I mentioned the Ojibwe and the Odawa earlier, so I should give you an idea of where those names come from. Together the Ojibwe and the Odawa are known as the Anishinaabe, imported directly from their word anishinaabe, which means people, or more specifically Native people, or more specifically still refers only to those Native peoples who migrated from maritime Canada / New England up the St. Lawrence River and into the western Great Lakes sometime within the last millennium. This last group includes the Ojibwe, Odawa and Potawatomi as members of the Council of Three Fires, but also includes a few off-shoots like the Algonquins, Nipissing, and Mississaugas, which branched off from the main migration at various points in history. The Ojibwe, Odawa, and Potawatomi speak dialects of the same language; for simplicity I'll use the Ojibwe dialect here. The names for the three divisions of their council come from the roles each division was to play. Potawatomi is related to the word boodawe ("s/he builds a fire"); they were the Firekeepers, responsible for hosting and moderating council meetings. Odawa is related to adaawe ("s/he buys") and were skillful and far-ranging traders. Ojibwe is related to ozhibii'ige ("s/he writes"); they were the keepers of the faith, which included maintaining the wiigwaasabakoon--the sacred birchbark scrolls. From Ojibwe and a common habit of dropping initial vowels and turning J's to Ch's and switching B's and P's back and forth, English also gets the word Chippewa.
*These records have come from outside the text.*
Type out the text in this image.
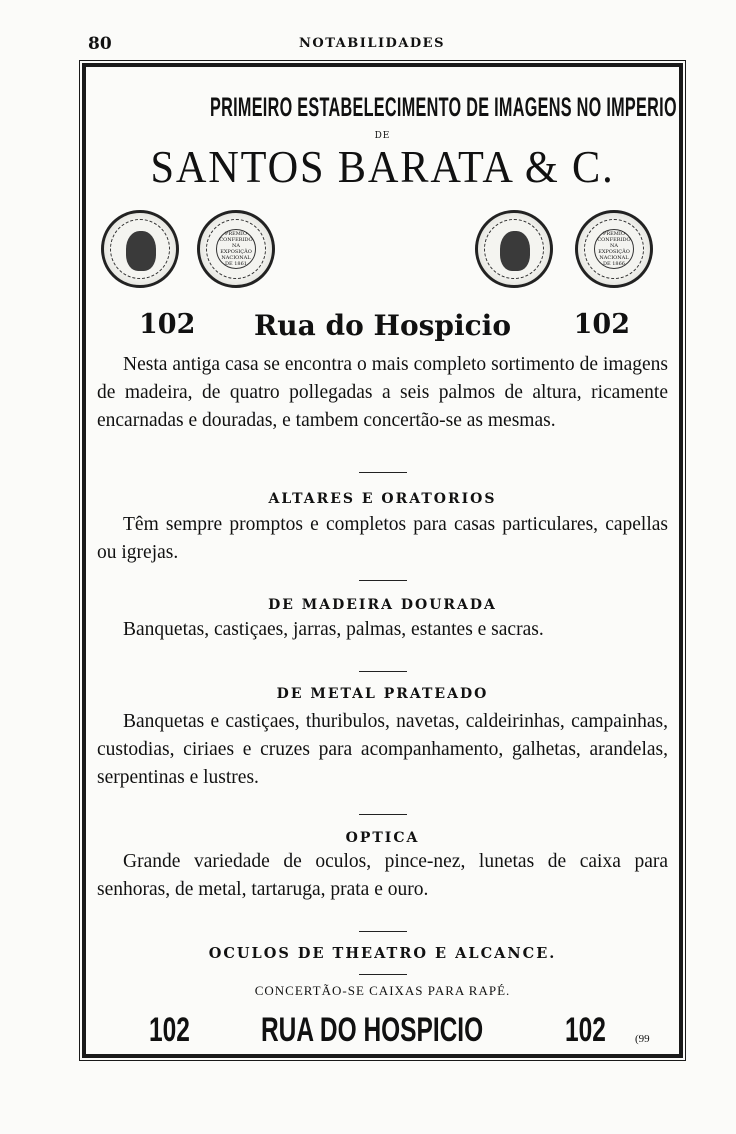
80	NOTABILIDADES
PRIMEIRO ESTABELECIMENTO DE IMAGENS NO IMPERIO
DE
SANTOS BARATA & C.
PREMIO CONFERIDO NA EXPOSIÇÃO NACIONAL DE 1861
PREMIO CONFERIDO NA EXPOSIÇÃO NACIONAL DE 1866
102	Rua do Hospicio	102
Nesta antiga casa se encontra o mais completo sortimento de imagens de madeira, de quatro pollegadas a seis palmos de altura, ricamente encarnadas e douradas, e tambem concertão-se as mesmas.
ALTARES E ORATORIOS
Têm sempre promptos e completos para casas particulares, capellas ou igrejas.
DE MADEIRA DOURADA
Banquetas, castiçaes, jarras, palmas, estantes e sacras.
DE METAL PRATEADO
Banquetas e castiçaes, thuribulos, navetas, caldeirinhas, campainhas, custodias, ciriaes e cruzes para acompanhamento, galhetas, arandelas, serpentinas e lustres.
OPTICA
Grande variedade de oculos, pince-nez, lunetas de caixa para senhoras, de metal, tartaruga, prata e ouro.
OCULOS DE THEATRO E ALCANCE.
CONCERTÃO-SE CAIXAS PARA RAPÉ.
102 RUA DO HOSPICIO 102	(99
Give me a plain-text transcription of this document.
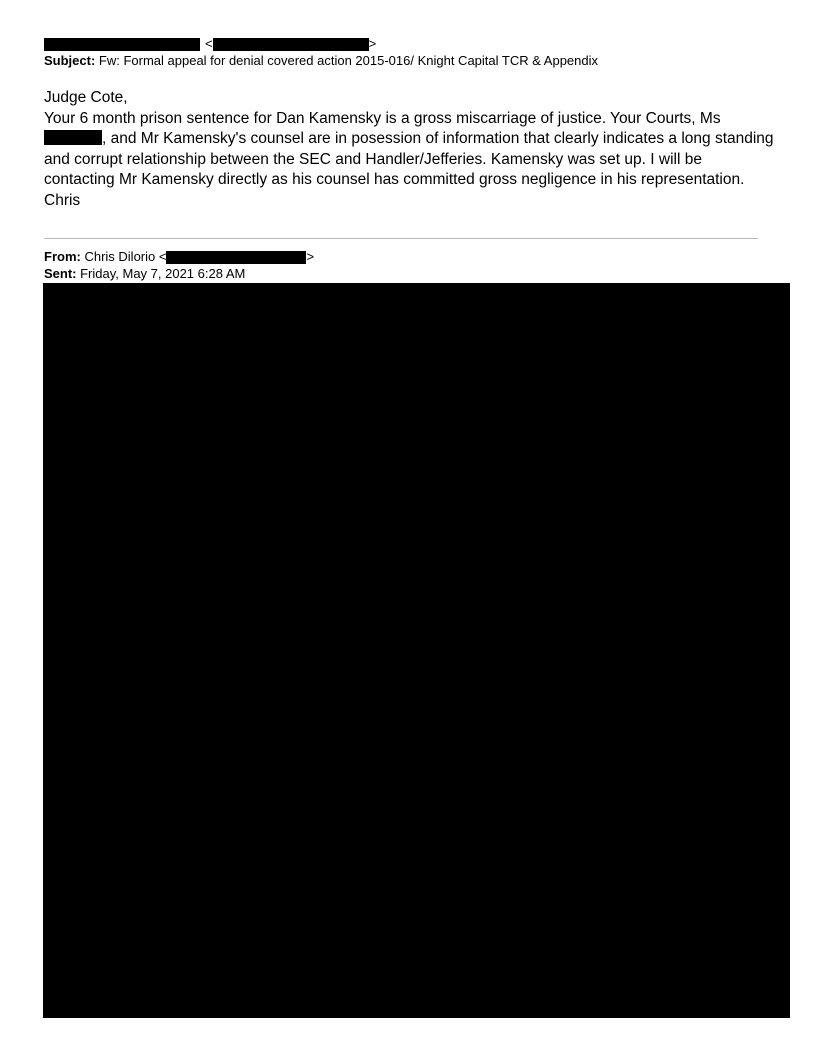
<	>
Subject: Fw: Formal appeal for denial covered action 2015-016/ Knight Capital TCR & Appendix

Judge Cote,

Your 6 month prison sentence for Dan Kamensky is a gross miscarriage of justice. Your Courts, Ms , and Mr Kamensky's counsel are in posession of information that clearly indicates a long standing and corrupt relationship between the SEC and Handler/Jefferies. Kamensky was set up. I will be contacting Mr Kamensky directly as his counsel has committed gross negligence in his representation.

Chris

From: Chris Dilorio <	>
Sent: Friday, May 7, 2021 6:28 AM
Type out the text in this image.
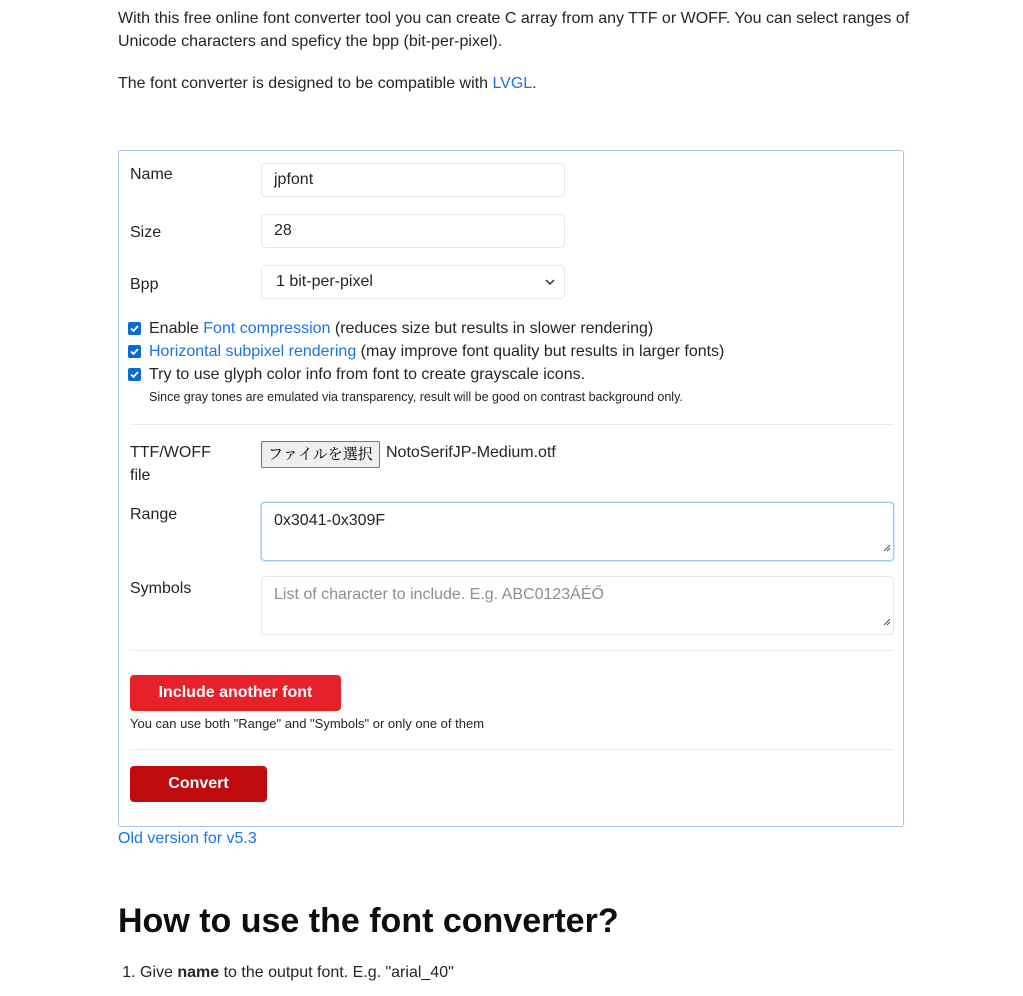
With this free online font converter tool you can create C array from any TTF or WOFF. You can select ranges of Unicode characters and speficy the bpp (bit-per-pixel).

The font converter is designed to be compatible with LVGL.

Name	jpfont
Size	28
Bpp	1 bit-per-pixel
Enable Font compression (reduces size but results in slower rendering)
Horizontal subpixel rendering (may improve font quality but results in larger fonts)
Try to use glyph color info from font to create grayscale icons.
Since gray tones are emulated via transparency, result will be good on contrast background only.
TTF/WOFF
file
ファイルを選択 NotoSerifJP-Medium.otf
Range	0x3041-0x309F
Symbols	List of character to include. E.g. ABC0123ÁÉŐ
Include another font
You can use both "Range" and "Symbols" or only one of them
Convert
Old version for v5.3
How to use the font converter?
1. Give name to the output font. E.g. "arial_40"
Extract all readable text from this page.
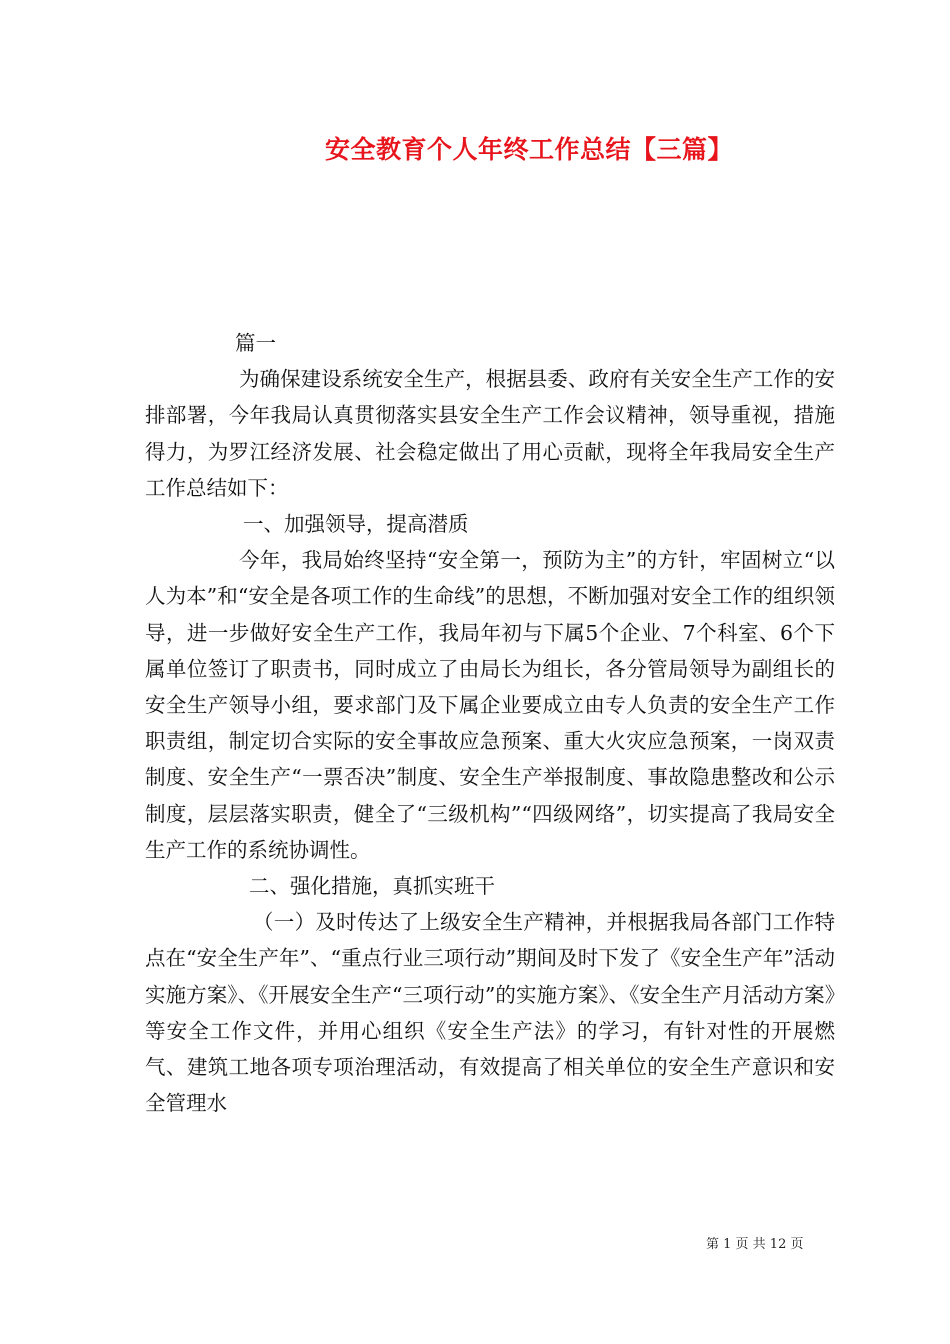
安全教育个人年终工作总结【三篇】

篇一

为确保建设系统安全生产，根据县委、政府有关安全生产工作的安排部署，今年我局认真贯彻落实县安全生产工作会议精神，领导重视，措施得力，为罗江经济发展、社会稳定做出了用心贡献，现将全年我局安全生产工作总结如下：

一、加强领导，提高潜质

今年，我局始终坚持“安全第一，预防为主”的方针，牢固树立“以人为本”和“安全是各项工作的生命线”的思想，不断加强对安全工作的组织领导，进一步做好安全生产工作，我局年初与下属5个企业、7个科室、6个下属单位签订了职责书，同时成立了由局长为组长，各分管局领导为副组长的安全生产领导小组，要求部门及下属企业要成立由专人负责的安全生产工作职责组，制定切合实际的安全事故应急预案、重大火灾应急预案，一岗双责制度、安全生产“一票否决”制度、安全生产举报制度、事故隐患整改和公示制度，层层落实职责，健全了“三级机构”“四级网络”，切实提高了我局安全生产工作的系统协调性。

二、强化措施，真抓实班干

（一）及时传达了上级安全生产精神，并根据我局各部门工作特点在“安全生产年”、“重点行业三项行动”期间及时下发了《安全生产年”活动实施方案》、《开展安全生产“三项行动”的实施方案》、《安全生产月活动方案》等安全工作文件，并用心组织《安全生产法》的学习，有针对性的开展燃气、建筑工地各项专项治理活动，有效提高了相关单位的安全生产意识和安全管理水

第 1 页 共 12 页
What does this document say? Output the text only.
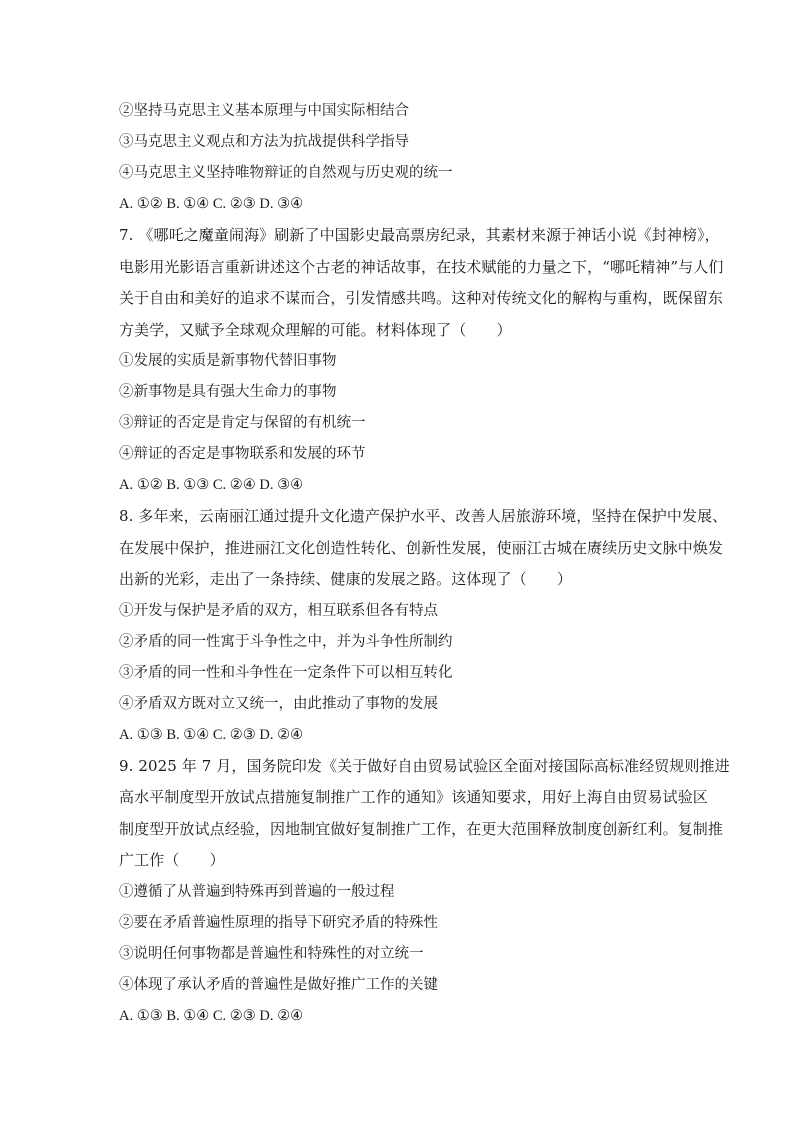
②坚持马克思主义基本原理与中国实际相结合
③马克思主义观点和方法为抗战提供科学指导
④马克思主义坚持唯物辩证的自然观与历史观的统一
A. ①② B. ①④ C. ②③ D. ③④
7. 《哪吒之魔童闹海》刷新了中国影史最高票房纪录，其素材来源于神话小说《封神榜》，
电影用光影语言重新讲述这个古老的神话故事，在技术赋能的力量之下，“哪吒精神”与人们
关于自由和美好的追求不谋而合，引发情感共鸣。这种对传统文化的解构与重构，既保留东
方美学，又赋予全球观众理解的可能。材料体现了（　　）
①发展的实质是新事物代替旧事物
②新事物是具有强大生命力的事物
③辩证的否定是肯定与保留的有机统一
④辩证的否定是事物联系和发展的环节
A. ①② B. ①③ C. ②④ D. ③④
8. 多年来，云南丽江通过提升文化遗产保护水平、改善人居旅游环境，坚持在保护中发展、
在发展中保护，推进丽江文化创造性转化、创新性发展，使丽江古城在赓续历史文脉中焕发
出新的光彩，走出了一条持续、健康的发展之路。这体现了（　　）
①开发与保护是矛盾的双方，相互联系但各有特点
②矛盾的同一性寓于斗争性之中，并为斗争性所制约
③矛盾的同一性和斗争性在一定条件下可以相互转化
④矛盾双方既对立又统一，由此推动了事物的发展
A. ①③ B. ①④ C. ②③ D. ②④
9. 2025 年 7 月，国务院印发《关于做好自由贸易试验区全面对接国际高标准经贸规则推进
高水平制度型开放试点措施复制推广工作的通知》该通知要求，用好上海自由贸易试验区
制度型开放试点经验，因地制宜做好复制推广工作，在更大范围释放制度创新红利。复制推
广工作（　　）
①遵循了从普遍到特殊再到普遍的一般过程
②要在矛盾普遍性原理的指导下研究矛盾的特殊性
③说明任何事物都是普遍性和特殊性的对立统一
④体现了承认矛盾的普遍性是做好推广工作的关键
A. ①③ B. ①④ C. ②③ D. ②④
EDIT: I forgot to mention that linguistic origins of their names aside, the Potawatomi, Odawa, and Ojibwe didn't (and especially now don't) have a monopoly on those aspects of societies.

Sta-au

Usually they were named by the neighboring tribe that the European encountered. Sioux in another language means snake, they do call themselves Sioux now since its the only name most people recognize. The names were either descriptions of the people, where they lived, or they would be insults depending on how well the two got along. For example there's the Winnebago, who were named by their neighbors "Stinking Water". There are a few tribes that had their own names, but having a name for your particular group wasn't as common as you'd think. Today some tribes will just use their word for people as a proper name for themselves.